This is how the extrusion works on 3D Printers

3D printers are now trendier than ever. We can now purchase a wide range of 3D printers of different prices and sizes, and which print different materials. Some you can even put together yourself, such as the Prusa i3 Hephestos from BQ.

To operate and maintain any 3D printer, it is advisable (and imperative for the mentioned above, due to its DIY characteristics) to know how each component works, especially the extruder.

The extruder of a 3D printer is the component that takes the filament from the coil, and then precisely delivers it to the base surface according to the implemented settings, which the printer reads from the GCODE file to generate each layer of the print.

Do you know how extruders work and the various types that exist? These are always very important things to know. If your printer jams or the filament breaks inside the extruder, it may be necessary to take the printer apart and solve the problem yourself. But worry not, we will show you how everything works.

The extruder is a device composed of various parts with characteristics that vary from one printer to the next. The extruder and electronics can be changed and adapted depending on the printer, but that would be a subject for another article.

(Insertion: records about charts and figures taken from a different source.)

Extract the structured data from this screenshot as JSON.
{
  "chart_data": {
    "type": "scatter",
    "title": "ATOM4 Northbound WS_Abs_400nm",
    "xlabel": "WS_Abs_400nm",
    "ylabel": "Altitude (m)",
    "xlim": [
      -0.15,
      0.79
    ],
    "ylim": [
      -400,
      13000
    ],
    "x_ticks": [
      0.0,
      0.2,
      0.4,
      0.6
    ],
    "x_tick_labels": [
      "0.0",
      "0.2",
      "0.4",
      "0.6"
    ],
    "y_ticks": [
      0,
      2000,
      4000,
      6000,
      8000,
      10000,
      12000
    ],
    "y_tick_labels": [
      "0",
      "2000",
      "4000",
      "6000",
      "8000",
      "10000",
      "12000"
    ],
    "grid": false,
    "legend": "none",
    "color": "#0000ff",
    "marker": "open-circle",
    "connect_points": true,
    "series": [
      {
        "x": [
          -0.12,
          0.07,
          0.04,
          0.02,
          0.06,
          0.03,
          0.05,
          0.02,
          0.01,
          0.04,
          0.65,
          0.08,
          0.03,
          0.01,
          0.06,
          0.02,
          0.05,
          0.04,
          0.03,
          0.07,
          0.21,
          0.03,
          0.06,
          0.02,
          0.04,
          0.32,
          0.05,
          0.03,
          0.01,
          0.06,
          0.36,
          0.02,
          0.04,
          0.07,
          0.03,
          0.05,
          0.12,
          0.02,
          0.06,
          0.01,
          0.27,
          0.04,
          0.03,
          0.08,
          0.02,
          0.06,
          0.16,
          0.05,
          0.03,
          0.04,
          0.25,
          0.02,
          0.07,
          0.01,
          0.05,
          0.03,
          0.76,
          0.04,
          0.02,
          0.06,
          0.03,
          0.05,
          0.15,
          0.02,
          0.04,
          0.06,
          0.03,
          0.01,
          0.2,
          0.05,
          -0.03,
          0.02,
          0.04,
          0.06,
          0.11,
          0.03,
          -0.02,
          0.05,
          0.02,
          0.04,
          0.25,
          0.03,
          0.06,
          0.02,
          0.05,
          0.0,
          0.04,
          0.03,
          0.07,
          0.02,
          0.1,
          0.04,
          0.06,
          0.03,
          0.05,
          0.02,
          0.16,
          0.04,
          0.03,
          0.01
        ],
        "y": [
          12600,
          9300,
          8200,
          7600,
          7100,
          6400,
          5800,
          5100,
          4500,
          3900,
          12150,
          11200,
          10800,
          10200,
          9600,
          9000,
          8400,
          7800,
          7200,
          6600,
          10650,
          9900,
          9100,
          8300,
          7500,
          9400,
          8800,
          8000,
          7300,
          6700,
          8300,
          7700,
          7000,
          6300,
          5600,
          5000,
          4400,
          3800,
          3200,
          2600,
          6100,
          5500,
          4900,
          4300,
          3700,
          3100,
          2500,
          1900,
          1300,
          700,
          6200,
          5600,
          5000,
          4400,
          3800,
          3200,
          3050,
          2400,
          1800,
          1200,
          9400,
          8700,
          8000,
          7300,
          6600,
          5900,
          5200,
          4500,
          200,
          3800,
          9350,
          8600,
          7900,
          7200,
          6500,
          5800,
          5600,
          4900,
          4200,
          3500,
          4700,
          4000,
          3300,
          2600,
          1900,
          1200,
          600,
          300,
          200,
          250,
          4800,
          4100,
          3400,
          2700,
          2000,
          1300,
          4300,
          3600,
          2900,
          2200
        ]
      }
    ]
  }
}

The extruder is composed of:

  • Stepper motor: This motor is used to push the filament from the coil all the way to nozzle in order to deliver each layer of the ongoing print. The motor is controlled by the electronics of the printer, and rotates using very short steps in order to deliver the exact amount of material needed.
  • Drive gear: The drive gear is the part attached to the axis of the stepper motor, like a staggered or grooved rim pulley. Its function is to apply traction to push the filament as the stepper motor turns.
  • Reduction gear (Wade System): In some cases, a gear bigger than the one locked on the motor axis is used to increase the force applied to the filament. In our case, that’s the gear that makes direct contact with the filament itself. The motor forwards the turn so that the reduction does as well.
  • Hot-end: The hot-end is the component in charge of heating and melting the filament so that it liquefies enough to go through the nozzle of the extruder. It is a vertical tube which the filament passes through while still solid. The filament heats up from the outside while it passes so that the temperature reaches the interior, affecting the filament in the correct way.
  • Thermistor: The thermistor is the element in charge of measuring the temperature and forwarding the information obtained to the printer’s control system, making sure that the temperature of the extruder is managed correctly, as this will be the temperature that the filament will be at when leaving the nozzle.
  • Nozzle: The nozzle is a simple cone with a wide side through which the hot material enters and accumulates, maintaining its heat before exiting, melted, through a very narrow opening. The diameter of this opening in the Witbox and the Prusa i3 Hephestos is 0.4 mm.

Up until here we could say that all extruders are the same. All extruders have the same elements, although the dimensions may vary depending on the extruder (there are filaments of 1.75 and 3 mm in diameter and coils of 0.4 and 0.8 mm, among others). There are two forms of extrusion: direct extrusion and Bowden extrusion. Here is a detailed description of each one:

Direct Extrusion

The direct extrusion system is the most simple and effective, and is recommended for beginners. This is the system used by the Prusa i3 Hephestos and the Witbox 3D.

This extrusion method pulls the filament from the motor, through the hot-end, and directly to the nozzle. The extruder comes as a single part, which is detachable and more compact.

Some of the advantages of this type of extrusion are:

  • Compact extruder
  • Easy checking of damage or jam resolution
  • Completely detachable

But, as with everything, it also has some disadvantages:

  • The whole set is heavier, which affects the Y and X axes.

Below are some pictures of the extruders of BQ 3D printers, showing every component.

Prusa i3 Hephestos extruder

Prusa i3 Hephestos extruder

Another view of the Hephestos extruder

Another view of the Hephestos extruder

In the following image, you can observe how the filament goes straight from the entrance of the extruder to the hot-end, and how it is pulled through by the drive gear.

View of the direct extrusion system

View of the direct extrusion system

Bowden Extrusion

The components and the way the filament reaches the nozzle from the coil are very similar to the ones in the previous method. Here however, the motor is separated from the hot-end and the filament is taken to the X axis carriage through a flexible pipeline.

Some advantages are:

  • It’s separated from the hot-end, so the motor is the only thing on the “X” axis, consequently adding less weight to it.
  • The “X” axis moves better because it carries less weight.
  • As it is only used on the carriage, the hot-end can be reduced in size.

As disadvantages we could mention:

  • Its system is more complex to build and maintain
  • It’s more sensitive to errors
  • It is more likely to overflow

An example of a Bowden extruder is shown below:

Bowden extruder

Bowden extruder

In any case, both extruders fulfil their purpose. They both extrude and correctly place the material in order to build the object. Basically, they are two ways of achieving the same result, so it is more a matter of personal taste.